Our ability to reduce energy consumption is limited by a lack of information, which can be addressed by digital technology. The internet-enabled interconnectivity of our power systems, heating and cooling systems, appliances and machinery can now be monitored and controlled.

Gas use in hospitals must be supplanted by electricity, renewably generated electricity. Shifting away from fossil fuel-driven electrical sources, smart facilities can find alternative, cleaner ways to procure electricity needed to power healthcare facilities. They can generate their own solar power or enter into power purchasing agreements for renewable energy.

Electrification will also facilitate digitalisation, allowing facilities to leverage the Internet of Things to connect multiple systems and aggregate data to create a digital model of the facility and its assets.

In practice, this will translate into streamlined solution design that is based on real-time monitoring and data-driven decision-making, enabling more efficient energy management.

As a result, a multitude of benefits can be expected: lower energy and maintenance costs, less downtime, better patient experiences, and improved staff safety and satisfaction. Ultimately, we will see reduced energy consumption and fewer carbon emissions.

These processes can easily be embedded into plans for new facilities, but quick gains can be made today by retrofitting existing ones. A digitally controlled and connected energy system can reduce energy usage in most facilities by around 20%.

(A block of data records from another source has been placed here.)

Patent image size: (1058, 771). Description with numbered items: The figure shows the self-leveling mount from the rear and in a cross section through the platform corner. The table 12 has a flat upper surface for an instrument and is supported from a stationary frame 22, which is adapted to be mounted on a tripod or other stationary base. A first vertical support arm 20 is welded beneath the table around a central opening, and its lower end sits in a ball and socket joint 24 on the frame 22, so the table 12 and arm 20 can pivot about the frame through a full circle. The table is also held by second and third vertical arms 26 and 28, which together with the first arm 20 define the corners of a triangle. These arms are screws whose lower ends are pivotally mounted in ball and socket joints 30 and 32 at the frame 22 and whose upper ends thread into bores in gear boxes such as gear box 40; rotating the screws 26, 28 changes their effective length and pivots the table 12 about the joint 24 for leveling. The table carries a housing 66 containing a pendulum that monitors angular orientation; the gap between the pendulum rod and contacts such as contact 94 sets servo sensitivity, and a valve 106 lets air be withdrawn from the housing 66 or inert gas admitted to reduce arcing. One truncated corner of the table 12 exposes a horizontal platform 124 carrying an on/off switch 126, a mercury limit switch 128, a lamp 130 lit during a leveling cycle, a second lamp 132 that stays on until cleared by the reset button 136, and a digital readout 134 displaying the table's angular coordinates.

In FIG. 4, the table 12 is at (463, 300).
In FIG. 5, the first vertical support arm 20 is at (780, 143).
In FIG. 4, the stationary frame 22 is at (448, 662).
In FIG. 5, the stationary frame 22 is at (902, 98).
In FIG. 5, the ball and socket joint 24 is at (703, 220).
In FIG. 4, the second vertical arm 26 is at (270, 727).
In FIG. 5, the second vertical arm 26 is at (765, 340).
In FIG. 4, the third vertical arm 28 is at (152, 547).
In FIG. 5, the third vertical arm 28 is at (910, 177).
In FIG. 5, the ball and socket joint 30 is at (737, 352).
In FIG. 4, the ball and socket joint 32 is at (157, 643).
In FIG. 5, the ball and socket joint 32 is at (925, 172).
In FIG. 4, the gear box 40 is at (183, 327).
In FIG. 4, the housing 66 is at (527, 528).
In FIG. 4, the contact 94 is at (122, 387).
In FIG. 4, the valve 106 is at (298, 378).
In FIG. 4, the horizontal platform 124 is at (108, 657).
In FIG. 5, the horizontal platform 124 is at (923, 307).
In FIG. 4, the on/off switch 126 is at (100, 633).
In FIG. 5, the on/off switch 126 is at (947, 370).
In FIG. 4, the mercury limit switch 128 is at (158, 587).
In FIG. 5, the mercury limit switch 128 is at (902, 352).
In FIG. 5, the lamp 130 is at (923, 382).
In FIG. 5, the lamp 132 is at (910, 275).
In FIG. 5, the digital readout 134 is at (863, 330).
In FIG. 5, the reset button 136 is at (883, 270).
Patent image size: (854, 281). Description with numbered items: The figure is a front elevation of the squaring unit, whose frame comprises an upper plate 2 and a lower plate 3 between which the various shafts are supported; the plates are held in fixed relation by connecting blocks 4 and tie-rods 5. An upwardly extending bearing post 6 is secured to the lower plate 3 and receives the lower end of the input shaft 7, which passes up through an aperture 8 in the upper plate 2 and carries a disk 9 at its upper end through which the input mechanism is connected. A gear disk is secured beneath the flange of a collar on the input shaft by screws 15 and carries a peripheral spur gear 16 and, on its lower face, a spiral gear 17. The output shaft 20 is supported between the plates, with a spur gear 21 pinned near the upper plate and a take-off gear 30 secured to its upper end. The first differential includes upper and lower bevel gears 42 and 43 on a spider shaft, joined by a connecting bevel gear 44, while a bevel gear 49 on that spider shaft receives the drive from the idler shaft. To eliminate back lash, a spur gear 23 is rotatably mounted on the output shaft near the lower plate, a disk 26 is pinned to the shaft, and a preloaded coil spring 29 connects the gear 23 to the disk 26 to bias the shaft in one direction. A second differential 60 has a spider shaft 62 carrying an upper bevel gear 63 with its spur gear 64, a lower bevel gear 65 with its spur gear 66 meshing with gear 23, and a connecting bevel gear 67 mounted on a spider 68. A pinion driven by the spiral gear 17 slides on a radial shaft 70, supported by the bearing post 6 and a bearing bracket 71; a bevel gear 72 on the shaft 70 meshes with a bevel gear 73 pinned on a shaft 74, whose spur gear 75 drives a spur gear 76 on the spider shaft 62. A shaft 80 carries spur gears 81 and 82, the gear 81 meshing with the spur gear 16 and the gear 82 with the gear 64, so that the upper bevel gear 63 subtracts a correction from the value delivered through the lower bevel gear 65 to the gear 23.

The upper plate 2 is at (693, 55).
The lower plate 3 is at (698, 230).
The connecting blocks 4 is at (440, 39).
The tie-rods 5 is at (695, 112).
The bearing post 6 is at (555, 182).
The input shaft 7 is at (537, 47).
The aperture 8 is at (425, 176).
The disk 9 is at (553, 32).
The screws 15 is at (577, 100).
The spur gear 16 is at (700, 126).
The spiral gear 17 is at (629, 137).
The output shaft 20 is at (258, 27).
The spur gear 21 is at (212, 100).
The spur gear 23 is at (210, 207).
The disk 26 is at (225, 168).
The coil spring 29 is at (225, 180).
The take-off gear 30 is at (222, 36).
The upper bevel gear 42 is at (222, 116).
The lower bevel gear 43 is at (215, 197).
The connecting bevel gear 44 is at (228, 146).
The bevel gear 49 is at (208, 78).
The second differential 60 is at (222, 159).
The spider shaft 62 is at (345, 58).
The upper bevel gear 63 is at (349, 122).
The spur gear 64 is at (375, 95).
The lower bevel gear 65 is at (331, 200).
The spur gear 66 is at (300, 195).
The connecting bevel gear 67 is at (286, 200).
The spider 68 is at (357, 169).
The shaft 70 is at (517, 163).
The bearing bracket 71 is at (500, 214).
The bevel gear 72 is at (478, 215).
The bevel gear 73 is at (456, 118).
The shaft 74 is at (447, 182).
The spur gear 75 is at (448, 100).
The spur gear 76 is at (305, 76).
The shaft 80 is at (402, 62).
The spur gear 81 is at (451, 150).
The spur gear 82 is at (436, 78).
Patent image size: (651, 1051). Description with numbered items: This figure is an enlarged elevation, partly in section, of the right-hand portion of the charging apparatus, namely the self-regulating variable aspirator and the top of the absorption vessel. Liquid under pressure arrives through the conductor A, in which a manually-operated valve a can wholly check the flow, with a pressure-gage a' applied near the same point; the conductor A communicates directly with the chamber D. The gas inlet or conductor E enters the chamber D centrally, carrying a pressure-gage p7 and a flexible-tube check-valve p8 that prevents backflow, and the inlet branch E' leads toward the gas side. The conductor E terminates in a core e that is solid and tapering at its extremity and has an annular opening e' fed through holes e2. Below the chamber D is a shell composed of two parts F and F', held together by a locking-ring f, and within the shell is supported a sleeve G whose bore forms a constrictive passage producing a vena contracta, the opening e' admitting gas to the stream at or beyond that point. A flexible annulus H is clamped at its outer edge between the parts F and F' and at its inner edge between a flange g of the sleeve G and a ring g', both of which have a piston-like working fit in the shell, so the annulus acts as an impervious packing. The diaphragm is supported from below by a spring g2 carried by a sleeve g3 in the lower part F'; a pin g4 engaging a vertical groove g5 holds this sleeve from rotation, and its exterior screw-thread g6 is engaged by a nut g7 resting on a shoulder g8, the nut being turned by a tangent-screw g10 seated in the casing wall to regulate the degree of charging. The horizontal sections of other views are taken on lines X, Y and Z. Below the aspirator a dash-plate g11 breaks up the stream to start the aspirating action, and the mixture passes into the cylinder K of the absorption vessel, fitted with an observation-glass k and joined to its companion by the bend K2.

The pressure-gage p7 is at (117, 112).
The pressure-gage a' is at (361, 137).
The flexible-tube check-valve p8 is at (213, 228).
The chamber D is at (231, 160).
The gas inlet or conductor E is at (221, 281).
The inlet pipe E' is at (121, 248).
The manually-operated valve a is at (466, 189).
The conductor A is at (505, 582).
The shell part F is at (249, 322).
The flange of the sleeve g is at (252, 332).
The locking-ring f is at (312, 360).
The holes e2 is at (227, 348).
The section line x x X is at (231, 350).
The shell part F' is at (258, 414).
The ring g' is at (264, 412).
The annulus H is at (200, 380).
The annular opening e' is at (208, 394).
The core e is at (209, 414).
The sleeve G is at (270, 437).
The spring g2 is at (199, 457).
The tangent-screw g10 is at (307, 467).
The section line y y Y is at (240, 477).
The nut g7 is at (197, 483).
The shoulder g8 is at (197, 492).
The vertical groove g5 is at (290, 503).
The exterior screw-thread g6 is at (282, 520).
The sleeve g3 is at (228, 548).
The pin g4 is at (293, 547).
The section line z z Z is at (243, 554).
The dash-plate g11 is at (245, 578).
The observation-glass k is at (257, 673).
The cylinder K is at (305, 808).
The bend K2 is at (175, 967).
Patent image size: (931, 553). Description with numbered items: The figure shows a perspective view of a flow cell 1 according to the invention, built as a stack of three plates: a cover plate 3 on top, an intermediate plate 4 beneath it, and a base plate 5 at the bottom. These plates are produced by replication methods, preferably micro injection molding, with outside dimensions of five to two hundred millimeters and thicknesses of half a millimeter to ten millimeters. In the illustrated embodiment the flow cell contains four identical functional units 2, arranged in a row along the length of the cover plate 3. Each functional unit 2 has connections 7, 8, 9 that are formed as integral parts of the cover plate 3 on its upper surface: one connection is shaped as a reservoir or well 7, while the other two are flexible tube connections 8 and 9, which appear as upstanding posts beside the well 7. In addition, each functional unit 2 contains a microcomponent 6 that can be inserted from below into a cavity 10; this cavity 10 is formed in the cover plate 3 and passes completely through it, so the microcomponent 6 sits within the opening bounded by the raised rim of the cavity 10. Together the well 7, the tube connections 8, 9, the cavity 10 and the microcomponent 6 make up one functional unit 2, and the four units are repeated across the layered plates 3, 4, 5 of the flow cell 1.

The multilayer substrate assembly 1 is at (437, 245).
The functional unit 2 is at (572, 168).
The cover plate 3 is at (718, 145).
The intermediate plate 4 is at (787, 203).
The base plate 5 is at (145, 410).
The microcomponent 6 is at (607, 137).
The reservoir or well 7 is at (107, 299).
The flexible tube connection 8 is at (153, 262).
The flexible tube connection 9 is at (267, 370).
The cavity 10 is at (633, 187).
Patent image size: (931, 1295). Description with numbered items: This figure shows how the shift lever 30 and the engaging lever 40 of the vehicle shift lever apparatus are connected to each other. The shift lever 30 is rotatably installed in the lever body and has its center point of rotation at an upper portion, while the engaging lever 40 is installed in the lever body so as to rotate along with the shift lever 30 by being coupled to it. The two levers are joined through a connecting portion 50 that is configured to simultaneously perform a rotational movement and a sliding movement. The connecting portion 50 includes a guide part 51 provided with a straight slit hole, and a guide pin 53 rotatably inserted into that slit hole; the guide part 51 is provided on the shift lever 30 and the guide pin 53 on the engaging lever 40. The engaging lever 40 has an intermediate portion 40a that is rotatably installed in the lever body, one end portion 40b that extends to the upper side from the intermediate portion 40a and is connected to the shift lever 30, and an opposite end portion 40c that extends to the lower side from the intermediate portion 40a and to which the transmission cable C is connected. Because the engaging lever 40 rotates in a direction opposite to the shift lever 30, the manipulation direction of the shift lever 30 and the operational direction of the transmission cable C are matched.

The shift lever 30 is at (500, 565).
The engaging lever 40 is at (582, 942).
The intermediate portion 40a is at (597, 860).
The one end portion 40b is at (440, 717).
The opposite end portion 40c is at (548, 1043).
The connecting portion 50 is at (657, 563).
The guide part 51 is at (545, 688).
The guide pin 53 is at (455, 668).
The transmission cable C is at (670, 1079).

I see the future of health care built in a system that is driven by data, with proactive, actionable insights key to improving operational efficiencies and patient care. This data is also crucial to improving our contribution to combating climate change.

Knowledge must be shared across the sector, encouraging and educating suppliers to join the journey to net zero.

The healthcare industry as a whole must become even more client and climate conscious, collectively striving for net zero emissions, not just within a facility but across its supply chain, and play its part in abating the biggest global health crisis of this century.